Catherine ouvrit la bouche de surprise. Elle n’avait jamais été repoussée de la sorte.
-Mademoiselle… S’il vous plaît, rentrez chez vous. Votre vulgarité et votre addiction aux réseaux ne m’intéressent pas plus que votre compagnie, » conclut-il avec fermeté en rentrant chez lui.
    Abattue la jeune femme resta devant l’huis clos. Elle sentit peu à peu toute force la quitter.
    Toutes ses certitudes, cette construction logique dans laquelle elle avait grandi… Tout cela n’avait plus aucun sens. Il n’avait jamais écrit ce message. Ressentir sans s’avilir… Ce n’était pas une question de compatibilité, de séduction ni même de luxure. C’était une question d’amour. Une danse naturelle qui avait des millions de schémas sans aucune logique. Pas besoin d’expériences sexuelles grandioses pour ressentir. Nul besoin de chasse…
    Ses actes pour réaliser ses choix… Il l’avait comparée à un animal en chaleur… Certes, l’homme a des besoins et ces besoins ont été consacrés et acceptés dans un ordre nouveau grâce aux extensions de liberté. Mais elle se sentait soudain comme tel. Le jugement ne venait pas de lui. Il venait d’elle.
    « Foutaises, cracha-t-elle entre ses dents, réprimant difficilement ses larmes. Foutaises… La liberté ne prend son sens que si des limites existent… »
    Elle rentra chez elle, titubant à la manière d’une ivrogne. Elle pleura, indifférente au monde, indifférente au réseau. En une soirée, il avait réussi à la briser. Elle souffrait, horriblement. Sans rien faire, il avait le pouvoir sur elle et elle le haïssait pour cela…

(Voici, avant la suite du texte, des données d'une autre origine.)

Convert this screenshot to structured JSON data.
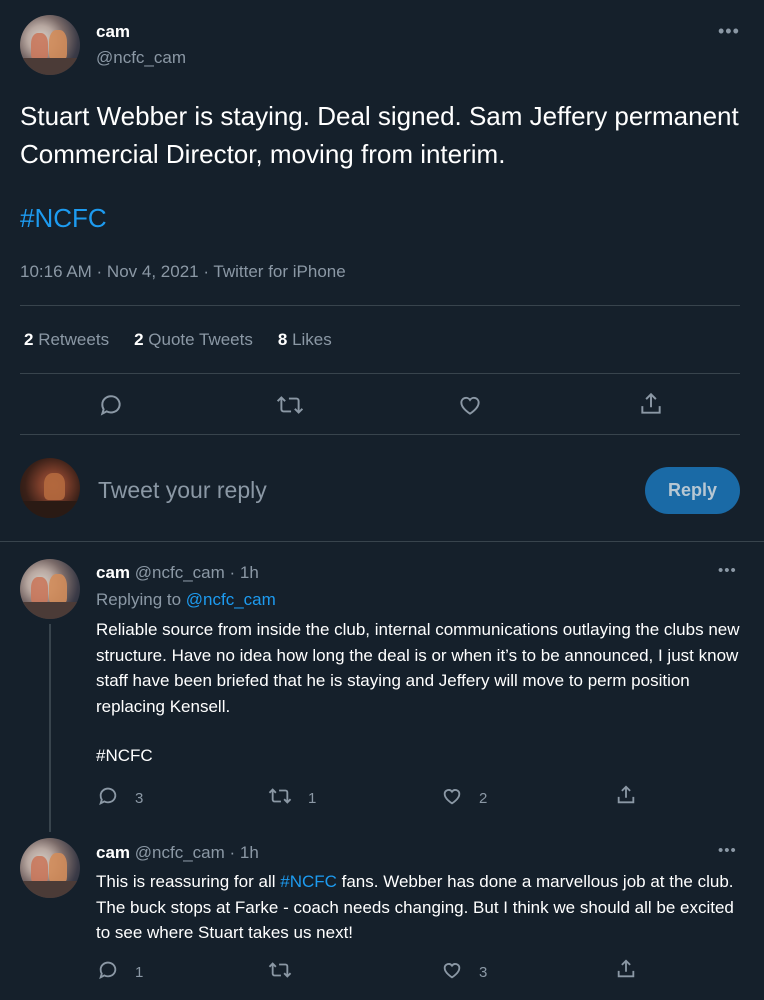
{
  "main_tweet": {
    "name": "cam",
    "handle": "@ncfc_cam",
    "text": "Stuart Webber is staying. Deal signed. Sam Jeffery permanent Commercial Director, moving from interim.",
    "hashtag": "#NCFC",
    "timestamp": "10:16 AM · Nov 4, 2021 · Twitter for iPhone",
    "stats": {
      "retweets_count": "2",
      "retweets_label": "Retweets",
      "quotes_count": "2",
      "quotes_label": "Quote Tweets",
      "likes_count": "8",
      "likes_label": "Likes"
    }
  },
  "reply_box": {
    "placeholder": "Tweet your reply",
    "button_label": "Reply"
  },
  "replies": [
    {
      "name": "cam",
      "handle": "@ncfc_cam",
      "time": "· 1h",
      "replying_to_label": "Replying to",
      "replying_to_handle": "@ncfc_cam",
      "text": "Reliable source from inside the club, internal communications outlaying the clubs new structure. Have no idea how long the deal is or when it’s to be announced, I just know staff have been briefed that he is staying and Jeffery will move to perm position replacing Kensell.",
      "hashtag": "#NCFC",
      "reply_count": "3",
      "retweet_count": "1",
      "like_count": "2"
    },
    {
      "name": "cam",
      "handle": "@ncfc_cam",
      "time": "· 1h",
      "text_before": "This is reassuring for all ",
      "hashtag": "#NCFC",
      "text_after": " fans. Webber has done a marvellous job at the club. The buck stops at Farke - coach needs changing. But I think we should all be excited to see where Stuart takes us next!",
      "reply_count": "1",
      "retweet_count": "",
      "like_count": "3"
    }
  ],
  "colors": {
    "background": "#15202b",
    "accent": "#1d9bf0",
    "muted": "#8b98a5",
    "divider": "#38444d"
  }
}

    Dans sa misère, elle ruminait les plus sombres songes. Toutes ces vies qu’elle croisait n’étaient que mensonges. Un flot de comportements étudiés, rationalisés pour optimiser les rencontres, le temps, les relations et éviter le moindre désagrément, a fortiori la douleur. Le libre-arbitre y était si peu présent… Et le temps… le temps… L’immortalité était là et pourtant les hommes cherchaient à rentabiliser le temps lui-même.

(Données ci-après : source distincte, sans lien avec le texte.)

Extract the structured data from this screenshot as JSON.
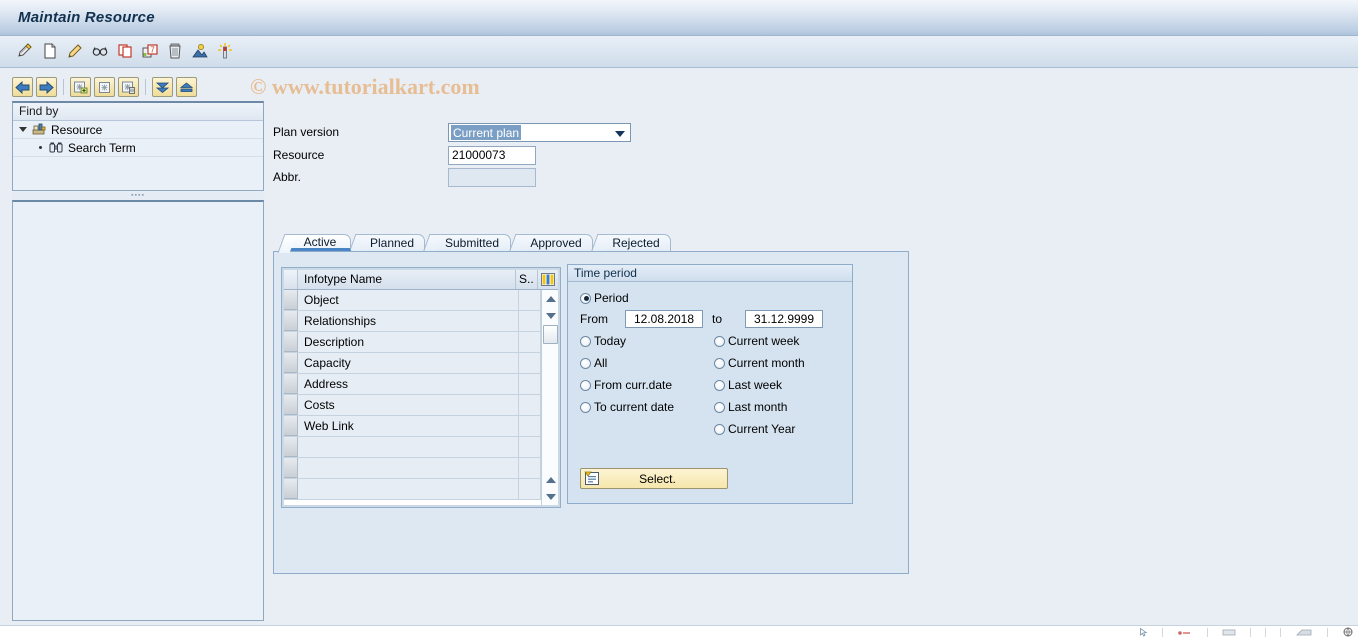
{
  "window": {
    "title": "Maintain Resource"
  },
  "watermark": "© www.tutorialkart.com",
  "app_toolbar": {
    "buttons": [
      {
        "name": "display-change-icon",
        "tip": "Display <-> Change"
      },
      {
        "name": "create-icon",
        "tip": "Create"
      },
      {
        "name": "edit-icon",
        "tip": "Change"
      },
      {
        "name": "display-icon",
        "tip": "Display"
      },
      {
        "name": "copy-icon",
        "tip": "Copy"
      },
      {
        "name": "delimit-icon",
        "tip": "Delimit"
      },
      {
        "name": "delete-icon",
        "tip": "Delete"
      },
      {
        "name": "graphics-icon",
        "tip": "Graphics"
      },
      {
        "name": "report-icon",
        "tip": "Report"
      }
    ]
  },
  "sidebar": {
    "nav_buttons": [
      {
        "name": "back-icon",
        "tip": "Back"
      },
      {
        "name": "forward-icon",
        "tip": "Forward"
      },
      {
        "name": "add-search-icon",
        "tip": "Add Search Node"
      },
      {
        "name": "search-node-icon",
        "tip": "Search Node"
      },
      {
        "name": "delete-search-icon",
        "tip": "Delete Search Node"
      },
      {
        "name": "collapse-all-icon",
        "tip": "Collapse"
      },
      {
        "name": "expand-all-icon",
        "tip": "Expand"
      }
    ],
    "find_by_header": "Find by",
    "tree": [
      {
        "label": "Resource",
        "icon": "resource-icon",
        "expanded": true,
        "level": 0
      },
      {
        "label": "Search Term",
        "icon": "binoculars-icon",
        "expanded": false,
        "level": 1
      }
    ]
  },
  "form": {
    "plan_version": {
      "label": "Plan version",
      "value": "Current plan",
      "options": [
        "Current plan"
      ]
    },
    "resource": {
      "label": "Resource",
      "value": "21000073",
      "placeholder": ""
    },
    "abbr": {
      "label": "Abbr.",
      "value": "",
      "placeholder": ""
    }
  },
  "tabs": [
    {
      "label": "Active",
      "active": true
    },
    {
      "label": "Planned",
      "active": false
    },
    {
      "label": "Submitted",
      "active": false
    },
    {
      "label": "Approved",
      "active": false
    },
    {
      "label": "Rejected",
      "active": false
    }
  ],
  "infotype_table": {
    "columns": [
      "",
      "Infotype Name",
      "S..",
      ""
    ],
    "config_icon": "table-settings-icon",
    "rows": [
      {
        "name": "Object",
        "s": ""
      },
      {
        "name": "Relationships",
        "s": ""
      },
      {
        "name": "Description",
        "s": ""
      },
      {
        "name": "Capacity",
        "s": ""
      },
      {
        "name": "Address",
        "s": ""
      },
      {
        "name": "Costs",
        "s": ""
      },
      {
        "name": "Web Link",
        "s": ""
      },
      {
        "name": "",
        "s": ""
      },
      {
        "name": "",
        "s": ""
      },
      {
        "name": "",
        "s": ""
      }
    ]
  },
  "time_period": {
    "title": "Time period",
    "period": {
      "label": "Period",
      "selected": true,
      "from_label": "From",
      "from_value": "12.08.2018",
      "to_label": "to",
      "to_value": "31.12.9999"
    },
    "options_left": [
      {
        "label": "Today",
        "selected": false
      },
      {
        "label": "All",
        "selected": false
      },
      {
        "label": "From curr.date",
        "selected": false
      },
      {
        "label": "To current date",
        "selected": false
      }
    ],
    "options_right": [
      {
        "label": "Current week",
        "selected": false
      },
      {
        "label": "Current month",
        "selected": false
      },
      {
        "label": "Last week",
        "selected": false
      },
      {
        "label": "Last month",
        "selected": false
      },
      {
        "label": "Current Year",
        "selected": false
      }
    ],
    "select_button": {
      "label": "Select.",
      "icon": "selection-icon"
    }
  },
  "colors": {
    "title_bar_text": "#12314f",
    "accent_tab_underline": "#4a85c4",
    "field_border": "#8fa8c0",
    "panel_bg": "#dde8f3",
    "button_yellow": "#f6e7ac",
    "selection_blue": "#7b9fc4",
    "watermark": "#e7b583"
  }
}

    Toute la charge émotionnelle refoulée qu’elle avait emmagasinée se libéra brutalement. Elle sanglota violemment, peinant à reprendre sa respiration. Sa crise l’isola des réseaux.  
    Lorsqu’elle eut épuisé toutes les larmes de son corps, elle tomba sur l’herbe d’une pelouse. Le vent sur sa peau la fit frissonner. Ses membres et organes perclus de la douleur de siècles de vie lui semblaient horriblement las. Elle caressa son bras nu avec l’étrange impression d’être enfin totalement nue. Elle écouta des passants passer non loin de là. Pas de profil parasite. Elle entendait le son de leur voix, elle voyait l’expression de leur visage. Toutes les imperfections, les tics qui faisaient la beauté de chaque être.
    Alors elle réalisa soudain que toutes ses années, ses sens avaient été bridés. Elle ressentait par anticipation sans nulle surprise. Elle avait été privée du fondement, du moteur de toute existence, le rêve. La société ne laissait plus de place à l’imaginaire. Les mêmes concepts, les mêmes idées avaient été réutilisées, cataloguées, tout ça pour créer de la valeur.
    L’électrochoc de ce soir lui avait ouvert les yeux. Elle se releva en tremblant, savourant sa renaissance. De nouvelles larmes mouillaient son regard. Des larmes de joie. Ça
    « Ça va mademoiselle ? » demanda un quidam.
    Catherine écouta le timbre des mots qui résonna telle une mélodie en elle. Le regard de l’homme était aveugle, perdu dans les réseaux. Son visage inexpressif respirait une addiction profonde. Elle pouvait percevoir l’individualité de ses semblables. Les particularités qui faisaient de chacun un être unique.
    « Je vais très bien, répondit-elle avec sérénité.
-Pourtant vous ne semblez pas heureuse », répliqua l’autre en s’éloignant.
    Son cœur battait à la chamade. Elle émergeait d’une torpeur de plusieurs siècles. Elle redécouvrait le monde, apprenant à aimer. Alors oui, elle était heureuse… et bien plus que ça, elle était libre. 


                                                                                                G.